Doctors look for specific patterns when evaluating whether the immune system is fundamentally impaired. The warning signs go beyond just catching colds often:
- Infections in unusual locations, like joint infections or brain abscesses caused by organisms that don’t normally cause problems in healthy people
- Infections that don’t respond to standard treatment or keep coming back in the same spot
- Unusually severe courses, where a routine infection escalates to something requiring hospitalization
- Associated autoimmune symptoms, such as unexplained low blood cell counts, persistent rashes, or inflammatory bowel problems
- Unexplained swollen lymph nodes or an enlarged spleen
The most common immune deficiency diagnosed in adults is called common variable immunodeficiency. It involves low levels of protective antibodies in the blood, which means your body can’t mount an effective defense even against routine infections. Diagnosis requires blood tests showing consistently low antibody levels and a poor response to vaccination. Current guidelines from the American College of Allergy, Asthma, and Immunology recommend that anyone with recurrent, severe, or unusual infections be evaluated by a clinical immunologist.
Practical Steps to Break the Cycle
If your repeated illnesses are standard colds and upper respiratory infections that resolve within a week or two, the most productive approach is to address the modifiable factors. Prioritize sleep, aiming for at least seven hours consistently, not just on weekends. Address chronic stress through whatever works for you, whether that’s exercise, therapy, schedule changes, or simply reducing commitments. Get your vitamin D level tested and supplement if it’s low.
Basic hygiene makes a bigger difference than most people realize during high-exposure periods. Washing your hands before touching your face, keeping distance from visibly sick coworkers, and disinfecting shared surfaces like phones and keyboards can meaningfully reduce the number of viruses you encounter.
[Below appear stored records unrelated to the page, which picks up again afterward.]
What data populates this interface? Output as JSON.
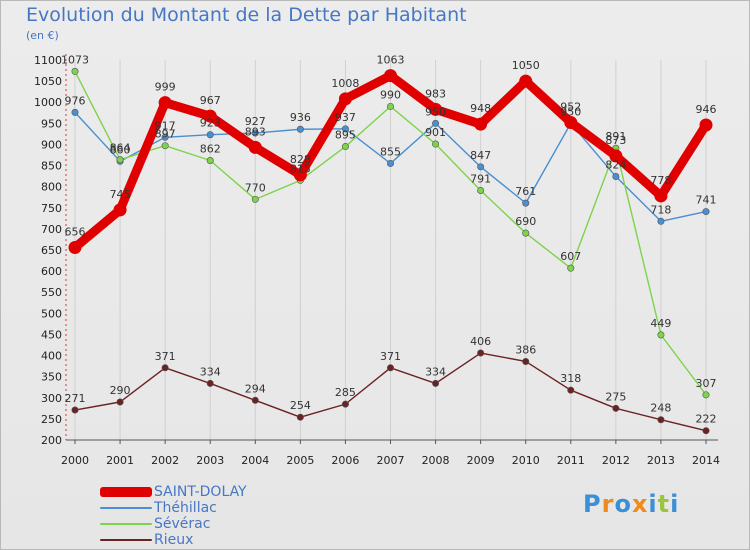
{
  "header": {
    "title": "Evolution du Montant de la Dette par Habitant",
    "subtitle": "(en €)"
  },
  "brand": {
    "text": "Proxiti",
    "letter_colors": [
      "#3a8fd8",
      "#f08a1c",
      "#3a8fd8",
      "#f08a1c",
      "#3a8fd8",
      "#9bc53d",
      "#3a8fd8"
    ]
  },
  "chart_data": {
    "type": "line",
    "title": "Evolution du Montant de la Dette par Habitant",
    "subtitle": "(en €)",
    "xlabel": "",
    "ylabel": "",
    "x": [
      "2000",
      "2001",
      "2002",
      "2003",
      "2004",
      "2005",
      "2006",
      "2007",
      "2008",
      "2009",
      "2010",
      "2011",
      "2012",
      "2013",
      "2014"
    ],
    "ylim": [
      200,
      1100
    ],
    "yticks": [
      200,
      250,
      300,
      350,
      400,
      450,
      500,
      550,
      600,
      650,
      700,
      750,
      800,
      850,
      900,
      950,
      1000,
      1050,
      1100
    ],
    "grid": "vertical-only",
    "legend_position": "bottom-left",
    "series": [
      {
        "name": "SAINT-DOLAY",
        "color": "#e00000",
        "values": [
          656,
          745,
          999,
          967,
          893,
          828,
          1008,
          1063,
          983,
          948,
          1050,
          952,
          873,
          778,
          946
        ],
        "labels": [
          "656",
          "745",
          "999",
          "967",
          "893",
          "828",
          "1008",
          "1063",
          "983",
          "948",
          "1050",
          "952",
          "873",
          "778",
          "946"
        ],
        "emphasis": true
      },
      {
        "name": "Théhillac",
        "color": "#4a8fd0",
        "values": [
          976,
          860,
          917,
          923,
          927,
          936,
          937,
          855,
          950,
          847,
          761,
          950,
          824,
          718,
          741
        ],
        "labels": [
          "976",
          "860",
          "917",
          "923",
          "927",
          "936",
          "937",
          "855",
          "950",
          "847",
          "761",
          "950",
          "824",
          "718",
          "741"
        ]
      },
      {
        "name": "Sévérac",
        "color": "#7dd34a",
        "values": [
          1073,
          864,
          897,
          862,
          770,
          815,
          895,
          990,
          901,
          791,
          690,
          607,
          891,
          449,
          307
        ],
        "labels": [
          "1073",
          "864",
          "897",
          "862",
          "770",
          "815",
          "895",
          "990",
          "901",
          "791",
          "690",
          "607",
          "891",
          "449",
          "307"
        ]
      },
      {
        "name": "Rieux",
        "color": "#6b2222",
        "values": [
          271,
          290,
          371,
          334,
          294,
          254,
          285,
          371,
          334,
          406,
          386,
          318,
          275,
          248,
          222
        ],
        "labels": [
          "271",
          "290",
          "371",
          "334",
          "294",
          "254",
          "285",
          "371",
          "334",
          "406",
          "386",
          "318",
          "275",
          "248",
          "222"
        ]
      }
    ]
  }
}
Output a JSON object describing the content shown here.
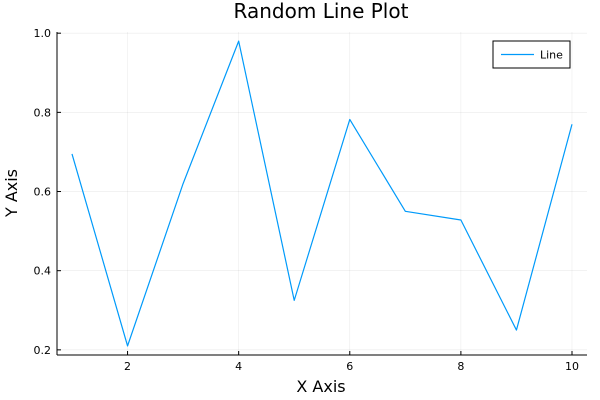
{
  "chart_data": {
    "type": "line",
    "title": "Random Line Plot",
    "xlabel": "X Axis",
    "ylabel": "Y Axis",
    "x": [
      1,
      2,
      3,
      4,
      5,
      6,
      7,
      8,
      9,
      10
    ],
    "series": [
      {
        "name": "Line",
        "color": "#009AFA",
        "values": [
          0.695,
          0.21,
          0.62,
          0.98,
          0.325,
          0.782,
          0.55,
          0.528,
          0.25,
          0.77
        ]
      }
    ],
    "xlim": [
      0.73,
      10.27
    ],
    "ylim": [
      0.187,
      1.003
    ],
    "xticks": [
      2,
      4,
      6,
      8,
      10
    ],
    "yticks": [
      0.2,
      0.4,
      0.6,
      0.8,
      1.0
    ],
    "xtick_labels": [
      "2",
      "4",
      "6",
      "8",
      "10"
    ],
    "ytick_labels": [
      "0.2",
      "0.4",
      "0.6",
      "0.8",
      "1.0"
    ],
    "grid": true,
    "legend_position": "top-right"
  }
}
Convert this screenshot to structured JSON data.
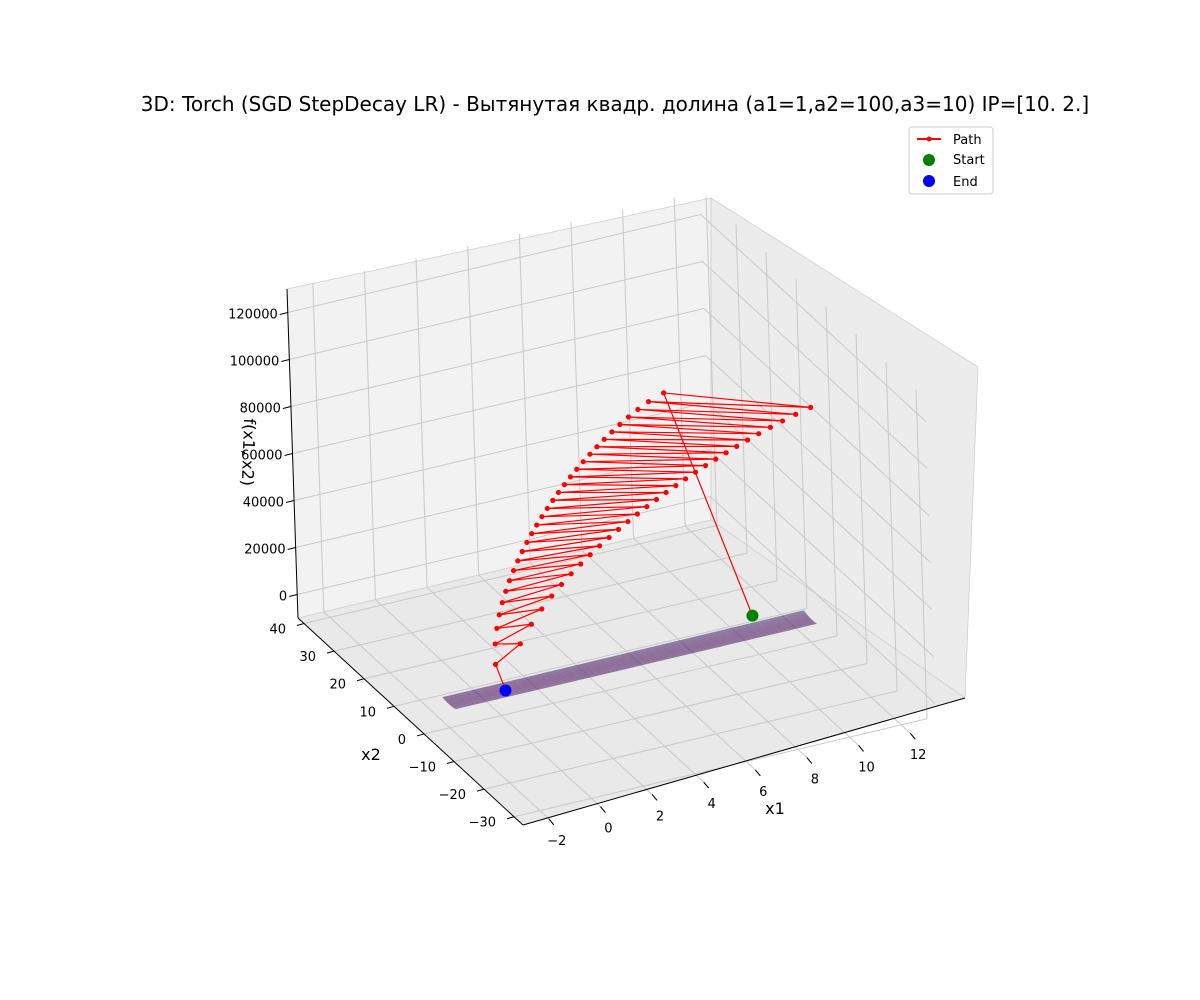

If your infections are lasting longer than two weeks each, involve fevers that keep returning, require repeated antibiotic courses, or come with any of the warning signs listed above, a doctor can run bloodwork to check your immune function and rule out conditions like chronic sinusitis, nutritional deficiencies, or immune deficiency. The initial workup is simple: a complete blood count, antibody levels, and vitamin D are typically enough to identify or rule out the most common causes.